When building out Revolt TV, there were a variety of challenges that most startups have. One of the bigger and potentially costly problems that needed to be solved was how to interconnect two buildings full of employees and core services located half a block from each other. Early in the design process, I spoke to multiple networking vendors and ISPs about the challenge of connecting two buildings with very high data bandwidth capacity, a dozen baseband video circuits, two dozen audio channels, VoIP, internet services and support for broadcast communication hardware. The bids I received were staggering, some running almost half a million dollars annually to accomplish what I was looking for.

I kept looking. Every vendor I spoke with got to hear about my challenge of connecting the buildings. Some really smart people made some suggestions. We could use line of site microwave, but would be limited to a 1gig pipe per pair of dishes. We could put all production staff in one building for high bandwidth connectivity to core services, and use MPLS or VPN connections for the rest of the staff to access business resources by having internet connectivity at each location.  We could cut back on our operational functionality and requirements.
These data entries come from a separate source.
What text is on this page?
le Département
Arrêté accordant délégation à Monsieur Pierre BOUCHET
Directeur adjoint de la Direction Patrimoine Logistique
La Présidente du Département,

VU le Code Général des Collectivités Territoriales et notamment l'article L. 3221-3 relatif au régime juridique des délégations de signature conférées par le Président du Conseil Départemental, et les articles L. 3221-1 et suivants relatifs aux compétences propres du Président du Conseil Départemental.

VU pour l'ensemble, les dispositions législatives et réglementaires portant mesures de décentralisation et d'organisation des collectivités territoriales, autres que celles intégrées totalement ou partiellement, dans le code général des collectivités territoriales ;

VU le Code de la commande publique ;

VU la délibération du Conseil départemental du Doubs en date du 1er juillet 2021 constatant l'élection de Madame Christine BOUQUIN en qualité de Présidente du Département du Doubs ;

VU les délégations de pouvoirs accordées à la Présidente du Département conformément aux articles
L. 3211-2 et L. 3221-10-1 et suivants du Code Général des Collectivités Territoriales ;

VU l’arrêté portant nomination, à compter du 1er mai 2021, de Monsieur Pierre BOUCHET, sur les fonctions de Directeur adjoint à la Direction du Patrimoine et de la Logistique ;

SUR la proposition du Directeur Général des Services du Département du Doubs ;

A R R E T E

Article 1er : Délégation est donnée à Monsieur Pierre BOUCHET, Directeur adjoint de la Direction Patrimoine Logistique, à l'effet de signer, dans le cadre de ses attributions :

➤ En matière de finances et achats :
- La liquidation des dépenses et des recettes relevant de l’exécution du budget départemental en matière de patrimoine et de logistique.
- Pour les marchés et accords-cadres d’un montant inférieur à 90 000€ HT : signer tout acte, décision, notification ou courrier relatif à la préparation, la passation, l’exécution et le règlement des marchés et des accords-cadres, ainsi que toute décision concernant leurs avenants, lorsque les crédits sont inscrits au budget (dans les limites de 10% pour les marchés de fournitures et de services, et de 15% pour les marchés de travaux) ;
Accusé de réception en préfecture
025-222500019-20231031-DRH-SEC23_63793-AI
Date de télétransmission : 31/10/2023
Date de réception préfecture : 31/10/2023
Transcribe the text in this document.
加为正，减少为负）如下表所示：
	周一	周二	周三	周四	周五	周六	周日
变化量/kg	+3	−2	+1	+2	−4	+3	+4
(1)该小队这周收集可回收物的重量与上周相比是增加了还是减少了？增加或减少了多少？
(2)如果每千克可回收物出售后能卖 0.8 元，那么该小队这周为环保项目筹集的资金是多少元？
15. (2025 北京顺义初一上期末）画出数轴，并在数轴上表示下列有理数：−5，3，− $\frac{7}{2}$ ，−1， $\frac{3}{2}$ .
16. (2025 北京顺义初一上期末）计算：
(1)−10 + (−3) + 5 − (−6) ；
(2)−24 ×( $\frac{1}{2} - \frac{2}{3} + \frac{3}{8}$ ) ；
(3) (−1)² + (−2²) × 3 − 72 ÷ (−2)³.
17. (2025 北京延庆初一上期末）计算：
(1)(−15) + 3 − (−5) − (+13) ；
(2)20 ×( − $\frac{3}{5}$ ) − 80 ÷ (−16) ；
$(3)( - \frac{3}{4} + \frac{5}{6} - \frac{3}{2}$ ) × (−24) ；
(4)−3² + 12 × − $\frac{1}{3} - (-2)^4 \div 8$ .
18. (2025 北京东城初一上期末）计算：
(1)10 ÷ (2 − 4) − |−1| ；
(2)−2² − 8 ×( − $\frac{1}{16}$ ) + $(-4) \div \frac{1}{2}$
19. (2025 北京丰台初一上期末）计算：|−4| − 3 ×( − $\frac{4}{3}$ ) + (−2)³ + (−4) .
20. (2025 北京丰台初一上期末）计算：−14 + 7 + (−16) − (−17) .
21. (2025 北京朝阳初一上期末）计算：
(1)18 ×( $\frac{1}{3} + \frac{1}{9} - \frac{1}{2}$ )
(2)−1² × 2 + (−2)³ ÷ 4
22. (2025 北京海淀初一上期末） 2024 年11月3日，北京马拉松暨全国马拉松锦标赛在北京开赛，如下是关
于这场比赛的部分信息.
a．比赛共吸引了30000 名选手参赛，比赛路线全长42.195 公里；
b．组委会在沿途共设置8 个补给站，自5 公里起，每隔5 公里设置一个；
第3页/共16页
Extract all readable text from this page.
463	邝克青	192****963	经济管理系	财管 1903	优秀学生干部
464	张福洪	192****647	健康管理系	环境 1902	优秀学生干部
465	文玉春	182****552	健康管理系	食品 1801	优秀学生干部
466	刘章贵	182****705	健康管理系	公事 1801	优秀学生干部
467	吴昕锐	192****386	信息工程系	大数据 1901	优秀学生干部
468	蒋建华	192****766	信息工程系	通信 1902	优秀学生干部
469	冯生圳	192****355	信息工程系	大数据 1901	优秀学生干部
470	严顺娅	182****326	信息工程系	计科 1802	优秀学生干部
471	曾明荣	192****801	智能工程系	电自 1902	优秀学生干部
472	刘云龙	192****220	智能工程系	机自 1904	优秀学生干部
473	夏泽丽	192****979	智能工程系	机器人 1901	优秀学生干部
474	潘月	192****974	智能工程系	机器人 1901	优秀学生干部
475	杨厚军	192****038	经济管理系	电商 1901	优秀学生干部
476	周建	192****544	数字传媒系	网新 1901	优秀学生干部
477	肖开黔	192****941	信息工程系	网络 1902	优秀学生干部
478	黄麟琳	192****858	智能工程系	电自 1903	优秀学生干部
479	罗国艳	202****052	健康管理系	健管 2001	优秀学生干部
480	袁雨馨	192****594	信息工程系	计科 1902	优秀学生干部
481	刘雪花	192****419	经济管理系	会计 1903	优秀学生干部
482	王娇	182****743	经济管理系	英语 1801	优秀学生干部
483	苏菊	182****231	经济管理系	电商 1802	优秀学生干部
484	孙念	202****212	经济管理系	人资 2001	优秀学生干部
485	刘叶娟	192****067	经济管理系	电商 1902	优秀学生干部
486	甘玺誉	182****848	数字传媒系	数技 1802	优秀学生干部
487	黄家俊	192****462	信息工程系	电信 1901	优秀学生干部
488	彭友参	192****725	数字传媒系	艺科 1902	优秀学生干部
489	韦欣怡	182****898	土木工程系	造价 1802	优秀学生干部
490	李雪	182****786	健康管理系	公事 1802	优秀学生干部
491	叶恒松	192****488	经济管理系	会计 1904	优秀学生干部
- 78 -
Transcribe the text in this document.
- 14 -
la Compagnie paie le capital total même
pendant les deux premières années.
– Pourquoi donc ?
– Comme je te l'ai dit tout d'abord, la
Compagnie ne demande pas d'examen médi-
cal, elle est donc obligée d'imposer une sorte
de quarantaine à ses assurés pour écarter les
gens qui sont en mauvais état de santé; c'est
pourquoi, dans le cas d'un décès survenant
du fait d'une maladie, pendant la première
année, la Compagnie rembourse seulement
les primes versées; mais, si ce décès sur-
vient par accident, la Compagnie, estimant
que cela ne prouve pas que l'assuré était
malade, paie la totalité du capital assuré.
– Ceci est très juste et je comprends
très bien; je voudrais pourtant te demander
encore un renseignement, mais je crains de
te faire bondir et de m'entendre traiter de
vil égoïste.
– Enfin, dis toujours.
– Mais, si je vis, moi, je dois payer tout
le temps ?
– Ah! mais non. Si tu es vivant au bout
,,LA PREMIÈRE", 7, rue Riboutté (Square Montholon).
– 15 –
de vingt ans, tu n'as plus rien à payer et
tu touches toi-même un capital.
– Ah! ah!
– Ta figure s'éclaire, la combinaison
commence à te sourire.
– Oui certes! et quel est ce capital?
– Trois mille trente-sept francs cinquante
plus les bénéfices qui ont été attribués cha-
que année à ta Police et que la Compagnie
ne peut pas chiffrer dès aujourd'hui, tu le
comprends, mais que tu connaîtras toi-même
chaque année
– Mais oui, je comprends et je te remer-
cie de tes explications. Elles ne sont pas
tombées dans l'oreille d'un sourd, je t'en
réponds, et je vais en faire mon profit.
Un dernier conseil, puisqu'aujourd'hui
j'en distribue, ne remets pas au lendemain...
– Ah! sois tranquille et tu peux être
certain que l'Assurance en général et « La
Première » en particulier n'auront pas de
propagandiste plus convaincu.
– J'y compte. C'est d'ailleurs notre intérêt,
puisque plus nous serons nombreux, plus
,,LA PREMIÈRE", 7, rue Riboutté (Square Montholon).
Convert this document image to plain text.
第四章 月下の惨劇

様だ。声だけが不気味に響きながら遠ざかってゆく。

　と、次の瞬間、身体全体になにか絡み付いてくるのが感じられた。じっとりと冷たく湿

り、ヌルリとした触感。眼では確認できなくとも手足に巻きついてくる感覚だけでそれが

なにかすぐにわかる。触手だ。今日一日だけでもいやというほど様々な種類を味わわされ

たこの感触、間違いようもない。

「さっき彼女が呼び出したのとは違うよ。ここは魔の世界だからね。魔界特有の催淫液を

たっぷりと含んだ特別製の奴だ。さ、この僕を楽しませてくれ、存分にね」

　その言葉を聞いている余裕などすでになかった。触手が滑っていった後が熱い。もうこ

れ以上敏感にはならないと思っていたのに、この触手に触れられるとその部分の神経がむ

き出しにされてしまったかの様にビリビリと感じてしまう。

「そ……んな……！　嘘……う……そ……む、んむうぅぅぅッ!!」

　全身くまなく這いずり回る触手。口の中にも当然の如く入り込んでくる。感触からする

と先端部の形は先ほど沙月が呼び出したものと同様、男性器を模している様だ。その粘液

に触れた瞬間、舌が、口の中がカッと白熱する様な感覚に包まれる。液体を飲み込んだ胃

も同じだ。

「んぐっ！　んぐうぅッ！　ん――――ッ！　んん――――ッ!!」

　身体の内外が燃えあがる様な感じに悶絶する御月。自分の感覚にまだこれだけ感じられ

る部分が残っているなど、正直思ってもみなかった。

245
I didn’t hear any viable solution I could take back to the executive team, so I kept networking and seeing what other people were doing.

One day I had lunch with two serious heads; one of the many brilliant engineers I have met over the years, as well as the storage and networking vendor I was using on the project.  The engineer suggested we look at CWDM technology. CWDM, or Course Wavelength-Division Multiplexing, creates dedicated wavelengths, or colors of the light spectrum, to be used with specific services over fiber optic cable.  As my networking vendor and I dug in further, we realized that this was a very economical solution that required less than ten thousand dollars worth of hardware in each building.  A dedicated wavelength per service allowed us to accomplish every single requirement listed above, with room for expansion!  The last hurdle was to get a dedicated point to point, dark fiber circuit between the two buildings.  This was accomplished via a one time commissioning fee for splicing fiber across and up the street, and running the circuit into our spaces in each building.

This innovative solution worked right out of the box.   The cost of hardware and commissioning was less than $50k.  In fact, it worked so well that we did the same thing down to 1 Wilshire, where all fiber and networking services are terminated in Hollywood.  The effect of this install resulted in delivering our secondary video signal to our uplink facility at a fraction of the recurring monthly cost of leasing video fiber from traditional carriers.  It also meant we had no “last mile” costs, and could potentially link directly to any vendor located at 1 Wilshire with a patch cable.

When done right, innovation can decrease OpEx, increase productivity, provide maximum flexibility and growth potential, and make you look like a rock star.  Just make sure that a novel approach to a challenge is being done for good reason, or your team might be spending some long days and nights supporting flaky systems in the name of innovation.